Lorsque Philippe V meurt, il laisse quatre filles, dont la paternité n’est pas remise en cause. Pourtant, la Couronne passe au dernier fils vivant de Philippe le Bel, qui prend le nom de Charles IV. Celui-ci ne laissera qu’une fille. La jurisprudence est faite. Elle ne sera pas reine. Remarquons qu’à ce moment de l’histoire, il n’est nullement fait référence à la fameuse « loi salique » !
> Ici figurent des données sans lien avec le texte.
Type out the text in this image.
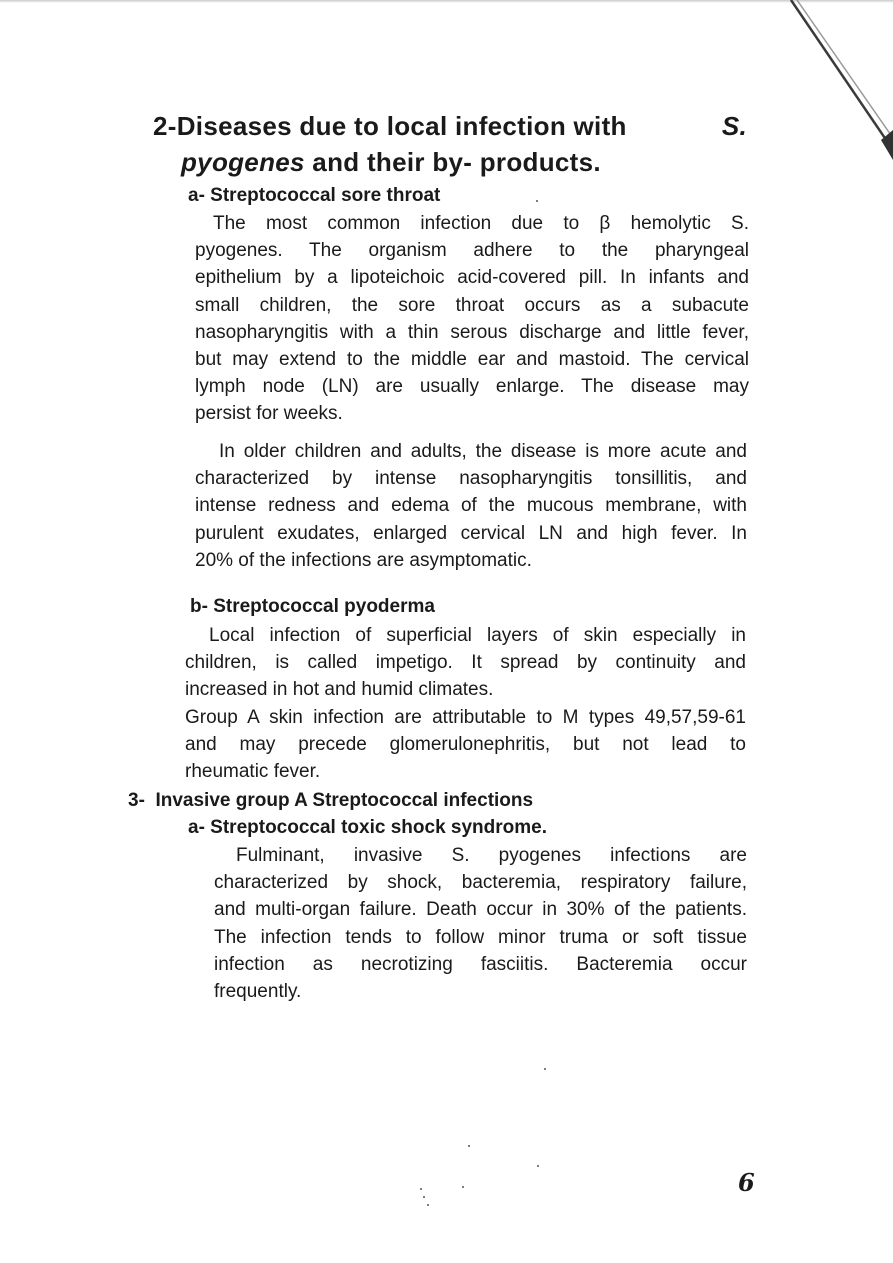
2-Diseases due to local infection with	S.
pyogenes and their by- products.
a- Streptococcal sore throat
The most common infection due to β hemolytic S.
pyogenes. The organism adhere to the pharyngeal
epithelium by a lipoteichoic acid-covered pill. In infants and
small children, the sore throat occurs as a subacute
nasopharyngitis with a thin serous discharge and little fever,
but may extend to the middle ear and mastoid. The cervical
lymph node (LN) are usually enlarge. The disease may
persist for weeks.
In older children and adults, the disease is more acute and
characterized by intense nasopharyngitis tonsillitis, and
intense redness and edema of the mucous membrane, with
purulent exudates, enlarged cervical LN and high fever. In
20% of the infections are asymptomatic.
b- Streptococcal pyoderma
Local infection of superficial layers of skin especially in
children, is called impetigo. It spread by continuity and
increased in hot and humid climates.
Group A skin infection are attributable to M types 49,57,59-61
and may precede glomerulonephritis, but not lead to
rheumatic fever.
3-  Invasive group A Streptococcal infections
a- Streptococcal toxic shock syndrome.
Fulminant, invasive S. pyogenes infections are
characterized by shock, bacteremia, respiratory failure,
and multi-organ failure. Death occur in 30% of the patients.
The infection tends to follow minor truma or soft tissue
infection as necrotizing fasciitis. Bacteremia occur
frequently.
6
C’est le chroniqueur Richard Lescot qui redécouvre en 1358 dans la bibliothèque de Saint-Denis, la célèbre « loi salique », soit plus de trente ans après le règlement de la succession de Charles IV et plus de quarante ans après la mise à l’écart de Jeanne. Elle servira néanmoins à justifier a posteriori l'exclusion des femmes à la succession du trône de France, consacrée en 1316 et 1328 (contrairement à ce qu’affirme Pierre Laurent Buirette de Belloy, cf infra). La loi salique est une réinterprétation d’une loi civile très ancienne des Francs saliens, rafraîchie au VIIIème siècle par les Carolingiens sous le nom de lex salica carolina. Cette loi réglait, entre autres, les successions de droit privé. Juridiquement, l’argument qui va consister à transposer une disposition de droit privé dans le domaine du droit public n’a pas une grande valeur. Néanmoins, les juristes de l’époque tireront l’adage : « Le royaume ne saurait tomber de lances en quenouilles » (la lance étant un attribut masculin et la quenouille un attribut féminin) ou encore « les lys ne filent point ». Ainsi se trouve justifier, sur une base juridique très contestable, que le royaume soit passé aux mains de Philippe V, puis Charles IV et enfin Philippe VI.

Lors des états généraux de 1593, Philippe II d’Espagne cherchera à imposer la candidature de sa fille Isabelle. Celle-ci est repoussée, entre autres, au nom de ce principe permettant à Henri IV de s’imposer.